Analysis of Munitions Contract Work Using Process Mining (프로세스 마이닝을 이용한 군수품 계약업무 분석 : 공군 군수사 계약업무를 중심으로)

  • Joo, Yong Seon;Kim, Su Hwan
    • Journal of Intelligence and Information Systems
    • /
    • v.28 no.4
    • /
    • pp.41-59
    • /
    • 2022
  • The timely procurement of military supplies is essential to maintain the military's operational capabilities, and contract work is the first step toward timely procurement. In addition, rapid signing of a contract enables consumers to set a leisurely delivery date and increases the possibility of budget execution, so it is essential to improve the contract process to prevent early execution of the budget and transfer or disuse. Recently, research using big data has been actively conducted in various fields, and process analysis using big data and process mining, an improvement technique, are also widely used in the private sector. However, the analysis of contract work in the military is limited to the level of individual analysis such as identifying the cause of each problem case of budget transfer and disuse contracts using the experience and fragmentary information of the person in charge. In order to improve the contract process, this study analyzed using the process mining technique with data on a total of 560 contract tasks directly contracted by the Department of Finance of the Air Force Logistics Command for about one year from November 2019. Process maps were derived by synthesizing distributed data, and process flow, execution time analysis, bottleneck analysis, and additional detailed analysis were conducted.
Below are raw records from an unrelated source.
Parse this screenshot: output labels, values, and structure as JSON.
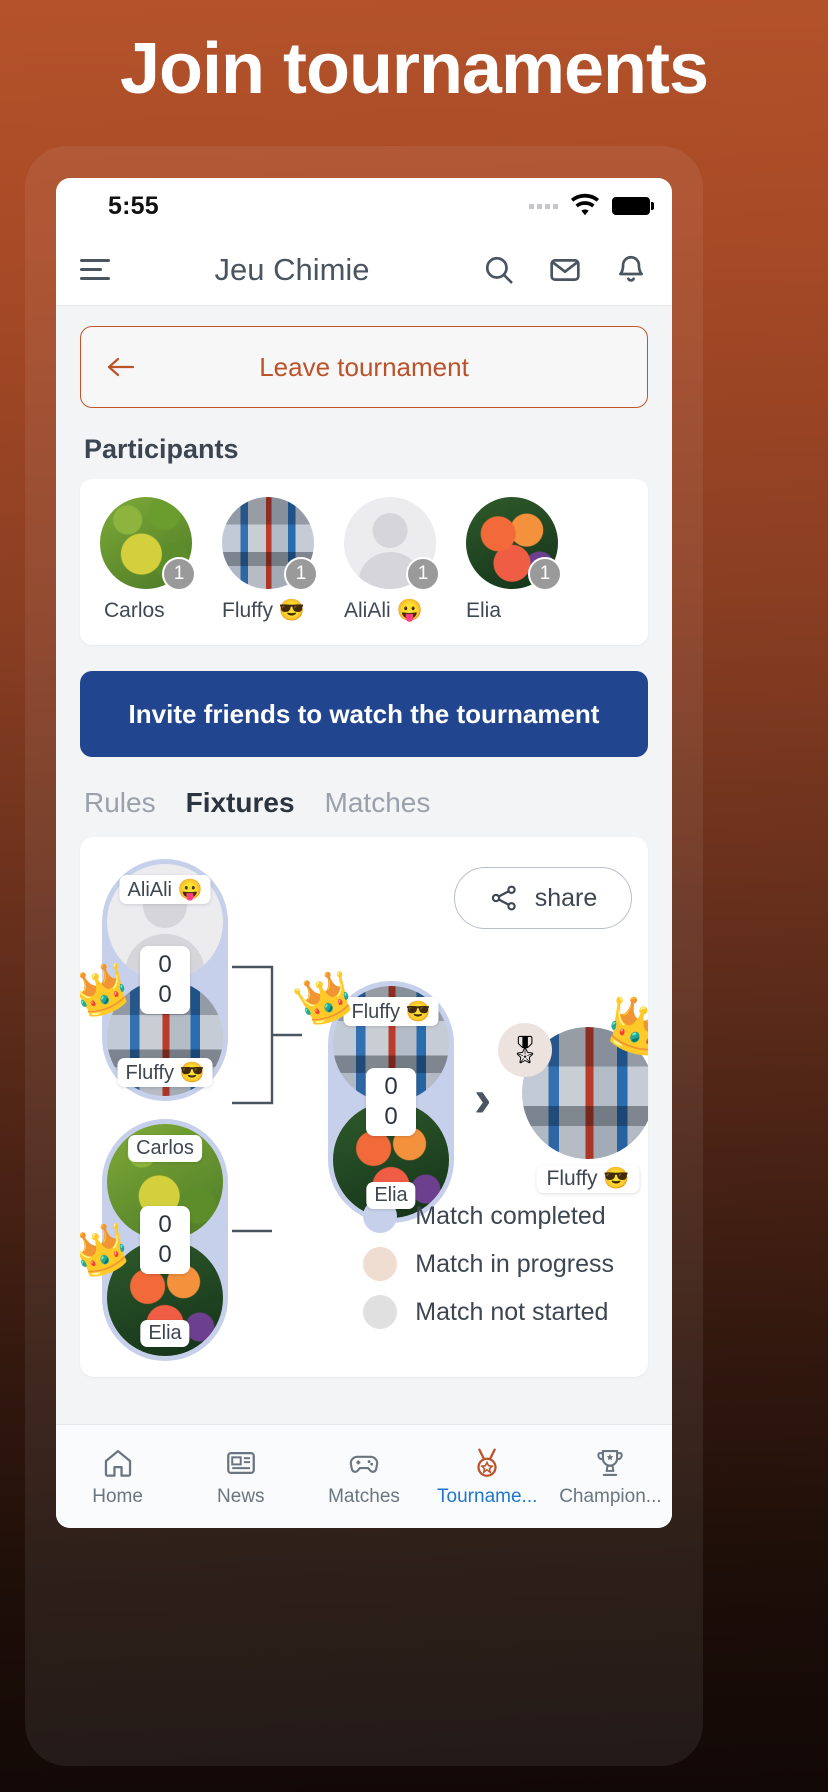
{
  "hero": {
    "title": "Join tournaments"
  },
  "status_bar": {
    "time": "5:55",
    "wifi": "wifi-icon",
    "battery": "battery-icon",
    "signal": "signal-dots"
  },
  "header": {
    "title": "Jeu Chimie",
    "menu_icon": "hamburger-icon",
    "search_icon": "search-icon",
    "mail_icon": "mail-icon",
    "bell_icon": "bell-icon"
  },
  "leave": {
    "label": "Leave tournament",
    "arrow_icon": "arrow-left-icon",
    "color": "#bb522a"
  },
  "participants": {
    "title": "Participants",
    "items": [
      {
        "name": "Carlos",
        "badge": "1",
        "avatar": "leaf-photo"
      },
      {
        "name": "Fluffy 😎",
        "badge": "1",
        "avatar": "collage-photo"
      },
      {
        "name": "AliAli 😛",
        "badge": "1",
        "avatar": "default-person"
      },
      {
        "name": "Elia",
        "badge": "1",
        "avatar": "flower-photo"
      }
    ]
  },
  "invite": {
    "label": "Invite friends to watch the tournament",
    "color": "#22458f"
  },
  "tabs": [
    {
      "label": "Rules",
      "active": false
    },
    {
      "label": "Fixtures",
      "active": true
    },
    {
      "label": "Matches",
      "active": false
    }
  ],
  "bracket": {
    "share": {
      "label": "share",
      "icon": "share-icon"
    },
    "semifinal_1": {
      "top_name": "AliAli 😛",
      "bottom_name": "Fluffy 😎",
      "score_top": "0",
      "score_bottom": "0",
      "winner_crown": "👑",
      "status": "completed"
    },
    "semifinal_2": {
      "top_name": "Carlos",
      "bottom_name": "Elia",
      "score_top": "0",
      "score_bottom": "0",
      "winner_crown": "👑",
      "status": "completed"
    },
    "final": {
      "top_name": "Fluffy 😎",
      "bottom_name": "Elia",
      "score_top": "0",
      "score_bottom": "0",
      "winner_crown": "👑",
      "status": "completed"
    },
    "champion": {
      "name": "Fluffy 😎",
      "crown": "👑",
      "medal_icon": "🎖",
      "chevron": "›"
    },
    "legend": [
      {
        "label": "Match completed",
        "color": "#c6d0ea"
      },
      {
        "label": "Match in progress",
        "color": "#eeddd0"
      },
      {
        "label": "Match not started",
        "color": "#e0e0e0"
      }
    ]
  },
  "bottom_nav": [
    {
      "label": "Home",
      "icon": "home-icon",
      "active": false
    },
    {
      "label": "News",
      "icon": "news-icon",
      "active": false
    },
    {
      "label": "Matches",
      "icon": "gamepad-icon",
      "active": false
    },
    {
      "label": "Tourname...",
      "icon": "medal-icon",
      "active": true
    },
    {
      "label": "Champion...",
      "icon": "trophy-icon",
      "active": false
    }
  ]
}
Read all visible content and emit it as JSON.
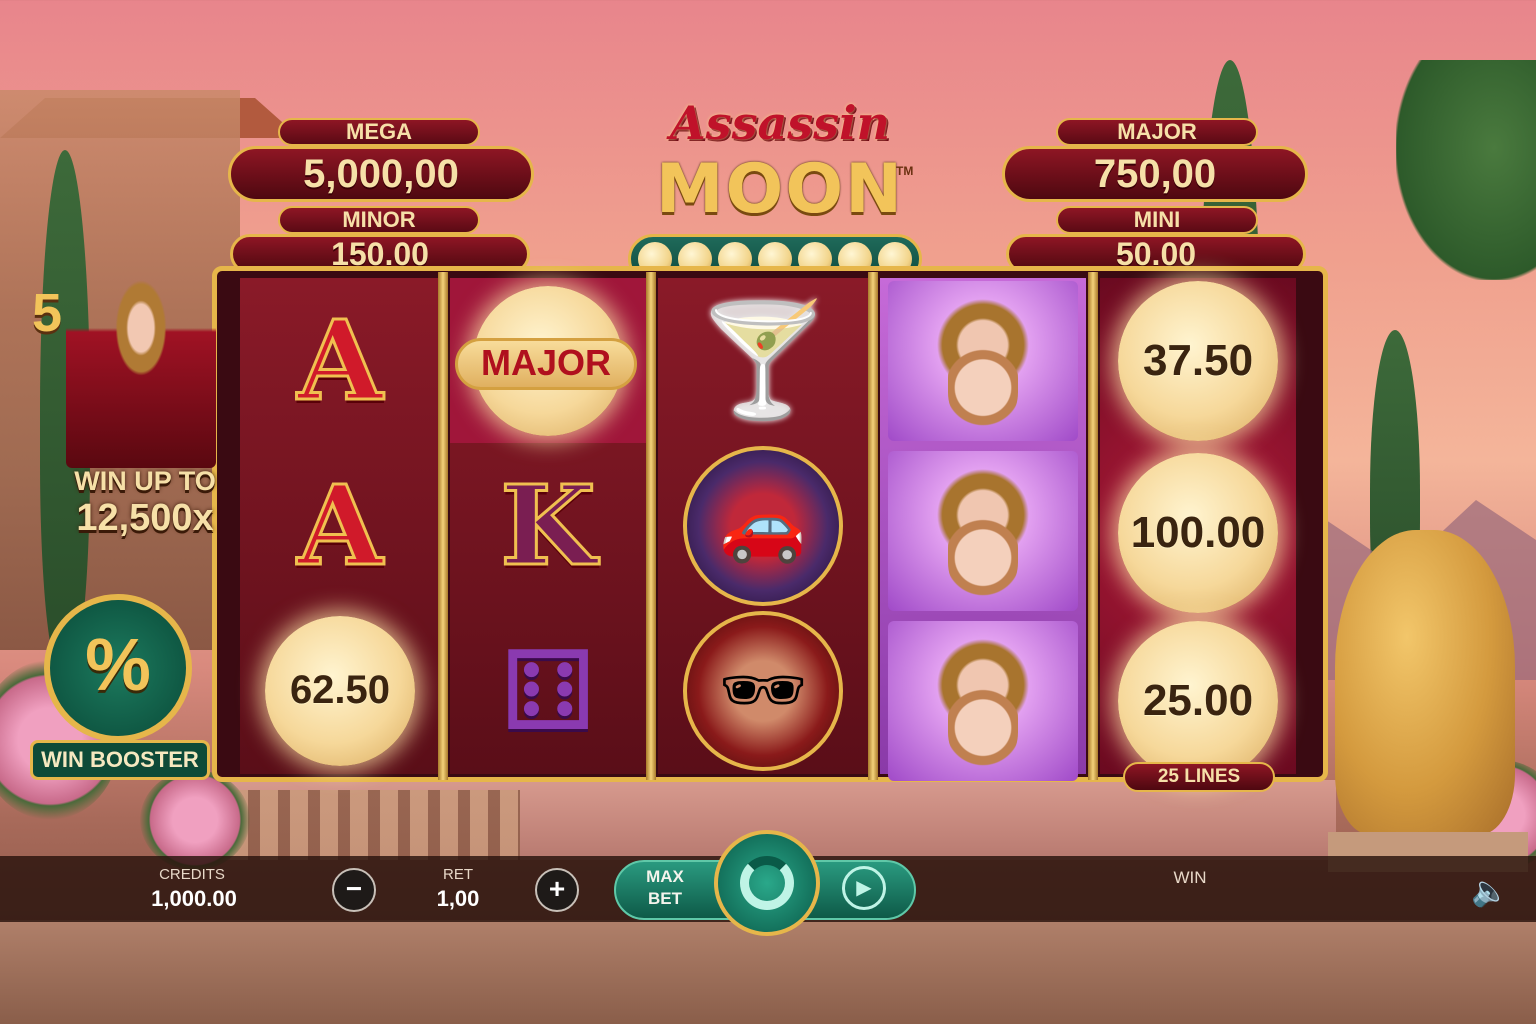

As a result of the analysis, it was found that review/modification occurred repeatedly after request in a number of contracts. Repeated reviews/modifications have a significant impact on the delay in the number of days to complete the cost calculation, which has also been clearly revealed through bottleneck visualization. Review/modification occurs in more than 60% of the top 5 departments with many contract requests, and it usually occurs in the first half of the year when requests are concentrated, which means that a thorough review is required before requesting contracts from the required departments. In addition, the contract work of the Department of Finance was carried out in accordance with the procedures according to laws and regulations, but it was found that it was necessary to adjust the order of some tasks. This study is the first case of using process mining for the analysis of contract work in the military. Based on this, if further research is conducted to apply process mining to various tasks in the military, it is expected that the efficiency of various tasks can be derived.